Concerning dead time, the patient count rates observed for 1 GBq of [161Tb]Tb-DOTA-LM3 were well below the range where dead-time effects are expected (Suppl. Table 2), with an estimated median whole-spectrum count rate of ~ 20 kcps at 3 h p.i. However, at therapeutic activity levels, dead-time effects could become significant. Assuming a linear relationship between count rate and activity, an administered activity of 7.4 GBq would correspond to a median count rate of approximately 150 kcps and a maximum of around 300 kcps at 3 h p.i., leading to estimated dead-time losses of 6.5% and 13.6%, respectively. For comparison, Uribe et al. reported typical whole-spectrum count rates of 50–70 kcps for patients treated with 7.4 GBq of 177Lu at 4 h p.i., which is about one third of the values observed in our study [21].

It should be noted that our dead-time estimates are based on measurements with a cylindrical SPECT phantom. In a clinical setting, patient-wide spectrum count rates may be even higher due to increased scattering. Additionally, patient positioning plays a crucial role. For the patients in this study, high-activity regions (e.g., liver, kidneys, and spleen) were distributed across two FOVs. A single FOV centered on the abdomen would result in even higher count rates and increased dead time. Moreover, while we assume a linear relationship between administered activity and count rate, nonlinear effects in biodistribution and kinetics at higher activity levels cannot be excluded and may influence the actual count rate.

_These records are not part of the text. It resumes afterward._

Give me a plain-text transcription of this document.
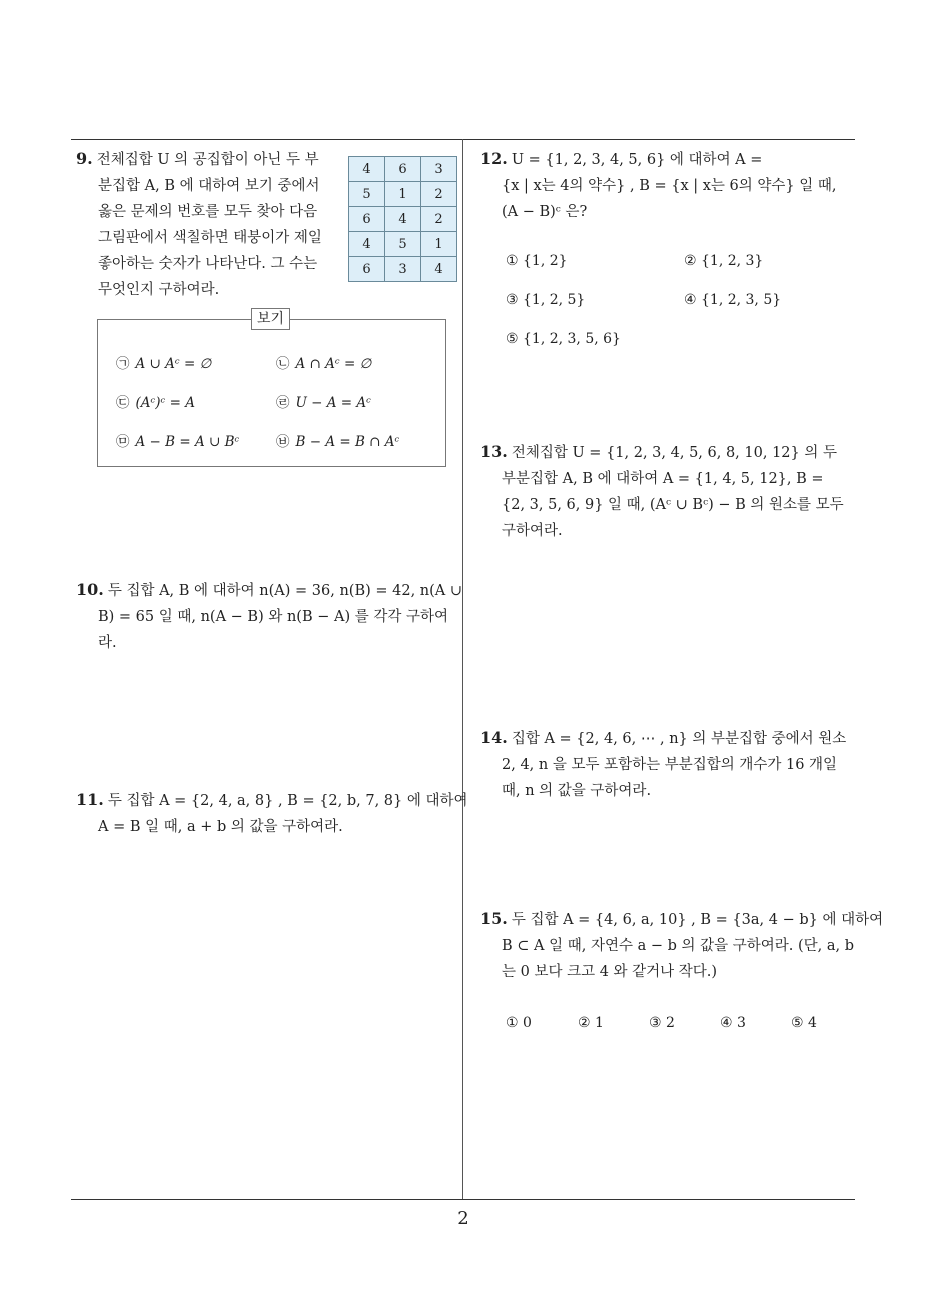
9. 전체집합 U 의 공집합이 아닌 두 부
분집합 A, B 에 대하여 보기 중에서
옳은 문제의 번호를 모두 찾아 다음
그림판에서 색칠하면 태붕이가 제일
좋아하는 숫자가 나타난다. 그 수는
무엇인지 구하여라.
4	6	3
5	1	2
6	4	2
4	5	1
6	3	4
보기
㉠ A ∪ Aᶜ = ∅	㉡ A ∩ Aᶜ = ∅
㉢ (Aᶜ)ᶜ = A	㉣ U − A = Aᶜ
㉤ A − B = A ∪ Bᶜ	㉥ B − A = B ∩ Aᶜ
10. 두 집합 A, B 에 대하여 n(A) = 36, n(B) = 42, n(A ∪
B) = 65 일 때, n(A − B) 와 n(B − A) 를 각각 구하여
라.
11. 두 집합 A = {2, 4, a, 8} , B = {2, b, 7, 8} 에 대하여
A = B 일 때, a + b 의 값을 구하여라.
12. U = {1, 2, 3, 4, 5, 6} 에 대하여 A =
{x | x는 4의 약수} , B = {x | x는 6의 약수} 일 때,
(A − B)ᶜ 은?
① {1, 2}	② {1, 2, 3}
③ {1, 2, 5}	④ {1, 2, 3, 5}
⑤ {1, 2, 3, 5, 6}
13. 전체집합 U = {1, 2, 3, 4, 5, 6, 8, 10, 12} 의 두
부분집합 A, B 에 대하여 A = {1, 4, 5, 12}, B =
{2, 3, 5, 6, 9} 일 때, (Aᶜ ∪ Bᶜ) − B 의 원소를 모두
구하여라.
14. 집합 A = {2, 4, 6, ⋯ , n} 의 부분집합 중에서 원소
2, 4, n 을 모두 포함하는 부분집합의 개수가 16 개일
때, n 의 값을 구하여라.
15. 두 집합 A = {4, 6, a, 10} , B = {3a, 4 − b} 에 대하여
B ⊂ A 일 때, 자연수 a − b 의 값을 구하여라. (단, a, b
는 0 보다 크고 4 와 같거나 작다.)
① 0	② 1	③ 2	④ 3	⑤ 4
2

In terms of recommended settings for clinical imaging, the findings in this study suggest that medium-energy collimation combined with a 75 keV ± 10% energy window offers more robust prerequisites for quantification, as it reduces degradation from septal penetration and dead time. This contrasts with current literature, which supports the use of low-energy collimation [15, 16]. That said, centers with access to advanced reconstruction methods and the ability to measure and correct for dead-time losses may achieve sufficient accuracy even with low-energy collimation, benefiting from improved spatial resolution. Ultimately, optimal imaging parameters—including collimator type and energy window—may need to be adapted based on the specific system and reconstruction capabilities available at each center. Regardless, for early time-point imaging with 161Tb at clinical activity levels, dead-time effects should be closely monitored and possibly accounted for.

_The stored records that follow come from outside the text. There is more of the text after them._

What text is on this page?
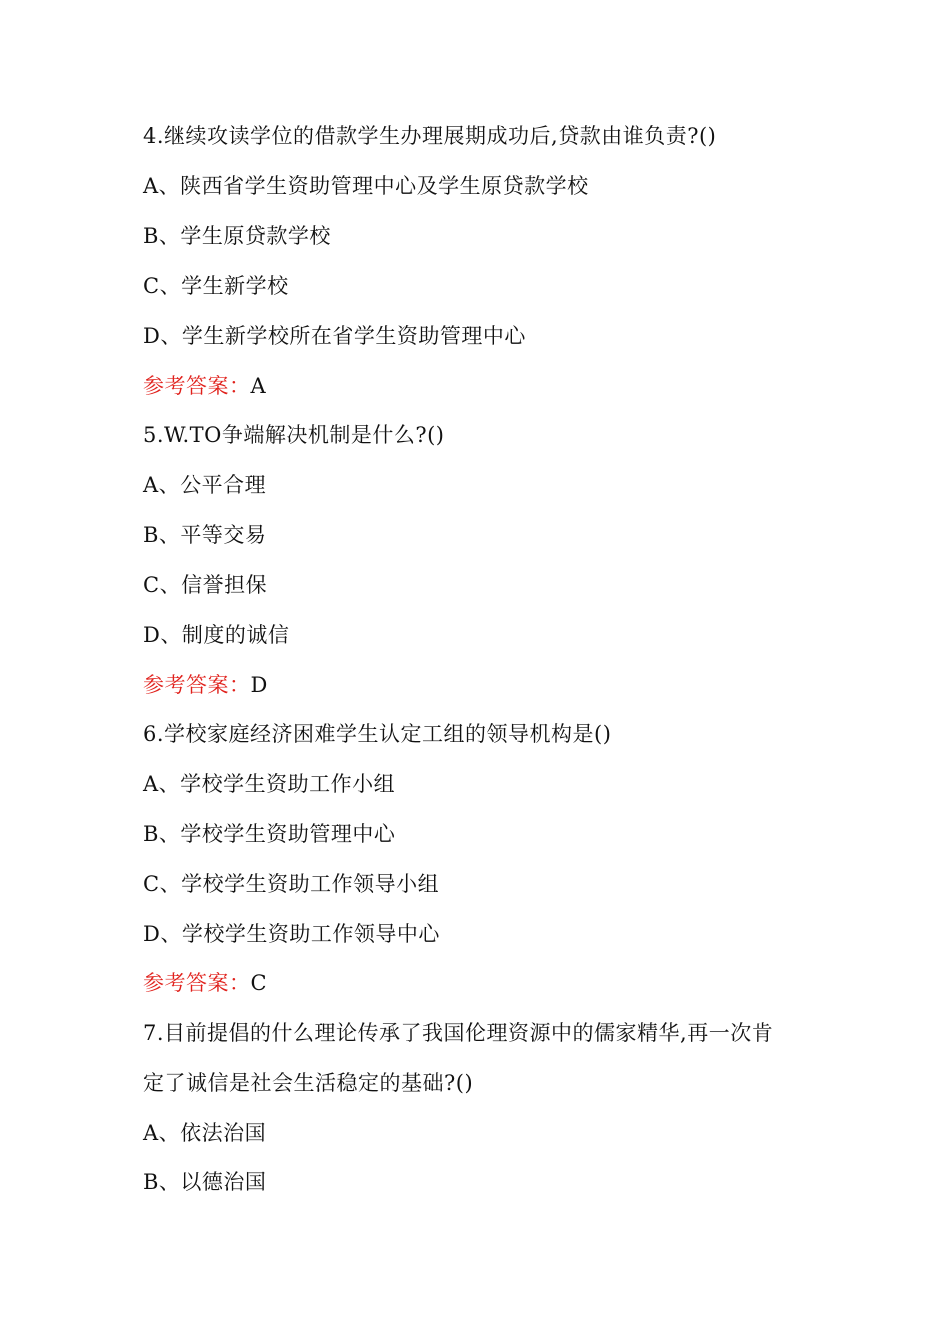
4.继续攻读学位的借款学生办理展期成功后,贷款由谁负责?()
A、陕西省学生资助管理中心及学生原贷款学校
B、学生原贷款学校
C、学生新学校
D、学生新学校所在省学生资助管理中心
参考答案：A
5.W.TO争端解决机制是什么?()
A、公平合理
B、平等交易
C、信誉担保
D、制度的诚信
参考答案：D
6.学校家庭经济困难学生认定工组的领导机构是()
A、学校学生资助工作小组
B、学校学生资助管理中心
C、学校学生资助工作领导小组
D、学校学生资助工作领导中心
参考答案：C
7.目前提倡的什么理论传承了我国伦理资源中的儒家精华,再一次肯
定了诚信是社会生活稳定的基础?()
A、依法治国
B、以德治国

In a clinical setting, the 48 keV energy window may offer advantages for delayed acquisitions due to its higher sensitivity. However, this window is more susceptible to scatter degradation—including 75 keV down-scatter, characteristic X-rays, and increased coherent scattering—which can vary significantly between patients. Obtaining good quantitative accuracy would therefore likely require more a robust scatter correction, ideally Monte Carlo-based.

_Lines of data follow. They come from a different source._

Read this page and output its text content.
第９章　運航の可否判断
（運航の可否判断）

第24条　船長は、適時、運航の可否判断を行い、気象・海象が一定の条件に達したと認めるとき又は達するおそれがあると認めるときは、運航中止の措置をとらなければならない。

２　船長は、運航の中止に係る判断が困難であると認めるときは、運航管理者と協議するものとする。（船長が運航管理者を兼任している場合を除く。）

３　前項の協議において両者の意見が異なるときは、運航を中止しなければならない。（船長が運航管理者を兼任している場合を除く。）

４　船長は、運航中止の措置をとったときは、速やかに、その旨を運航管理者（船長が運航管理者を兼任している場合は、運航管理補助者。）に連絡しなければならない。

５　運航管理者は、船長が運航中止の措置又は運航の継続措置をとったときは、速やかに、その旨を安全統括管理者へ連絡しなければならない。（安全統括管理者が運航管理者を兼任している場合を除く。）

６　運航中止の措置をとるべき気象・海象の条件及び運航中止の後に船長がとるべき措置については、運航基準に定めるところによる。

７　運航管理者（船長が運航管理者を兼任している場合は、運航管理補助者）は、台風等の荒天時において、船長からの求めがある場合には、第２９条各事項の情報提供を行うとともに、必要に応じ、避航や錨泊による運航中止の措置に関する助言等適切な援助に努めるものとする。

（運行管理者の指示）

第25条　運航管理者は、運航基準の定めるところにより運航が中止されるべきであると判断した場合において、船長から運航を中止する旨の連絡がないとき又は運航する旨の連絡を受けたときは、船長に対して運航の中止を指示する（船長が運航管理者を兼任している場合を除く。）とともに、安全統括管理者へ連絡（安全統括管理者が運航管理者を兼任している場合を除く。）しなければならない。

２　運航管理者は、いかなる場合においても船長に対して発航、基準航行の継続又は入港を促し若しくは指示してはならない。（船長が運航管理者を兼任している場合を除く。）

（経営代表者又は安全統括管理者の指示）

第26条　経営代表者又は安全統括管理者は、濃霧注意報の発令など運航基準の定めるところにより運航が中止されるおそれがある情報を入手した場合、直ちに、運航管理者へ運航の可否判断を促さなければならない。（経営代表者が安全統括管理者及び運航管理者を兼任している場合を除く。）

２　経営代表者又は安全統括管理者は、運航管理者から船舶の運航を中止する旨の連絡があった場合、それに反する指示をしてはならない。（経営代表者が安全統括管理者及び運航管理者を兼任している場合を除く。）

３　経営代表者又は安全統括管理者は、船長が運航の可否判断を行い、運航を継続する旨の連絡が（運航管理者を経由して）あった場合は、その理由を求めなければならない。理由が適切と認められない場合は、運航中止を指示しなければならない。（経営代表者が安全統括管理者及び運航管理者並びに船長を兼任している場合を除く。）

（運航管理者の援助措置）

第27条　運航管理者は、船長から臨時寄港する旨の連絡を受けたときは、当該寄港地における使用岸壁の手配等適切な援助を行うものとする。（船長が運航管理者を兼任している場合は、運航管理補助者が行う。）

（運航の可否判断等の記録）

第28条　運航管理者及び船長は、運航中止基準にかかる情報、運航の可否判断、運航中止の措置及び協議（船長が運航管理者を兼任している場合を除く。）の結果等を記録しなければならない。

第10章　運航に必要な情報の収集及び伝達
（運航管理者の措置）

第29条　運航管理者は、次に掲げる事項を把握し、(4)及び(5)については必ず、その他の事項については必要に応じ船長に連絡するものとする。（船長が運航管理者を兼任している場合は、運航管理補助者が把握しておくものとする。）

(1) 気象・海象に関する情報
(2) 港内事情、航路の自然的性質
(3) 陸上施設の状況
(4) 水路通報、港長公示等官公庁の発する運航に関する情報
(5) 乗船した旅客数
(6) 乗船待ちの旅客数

Based on our preliminary experience, a practical strategy could be to reconstruct both energy windows separately with individually optimized parameters. If agreement between the two windows is observed at earlier time points, the 48 keV window could be used to replace or complement the 75 keV estimate at later time points, when count rates are low. Defining a count threshold within the VOI below which the 75 keV window becomes unreliable may offer a practical trigger for switching to the 48 keV window.

It should also be noted that dead-time effects may be more pronounced at 48 keV at high activities, due to pulse pile-up. Additionally, the attenuation correction at this energy is likely more sensitive to spatial misalignments, e.g., misregistration between SPECT and CT due to patient movements, which could introduce larger errors compared to the 75 keV window.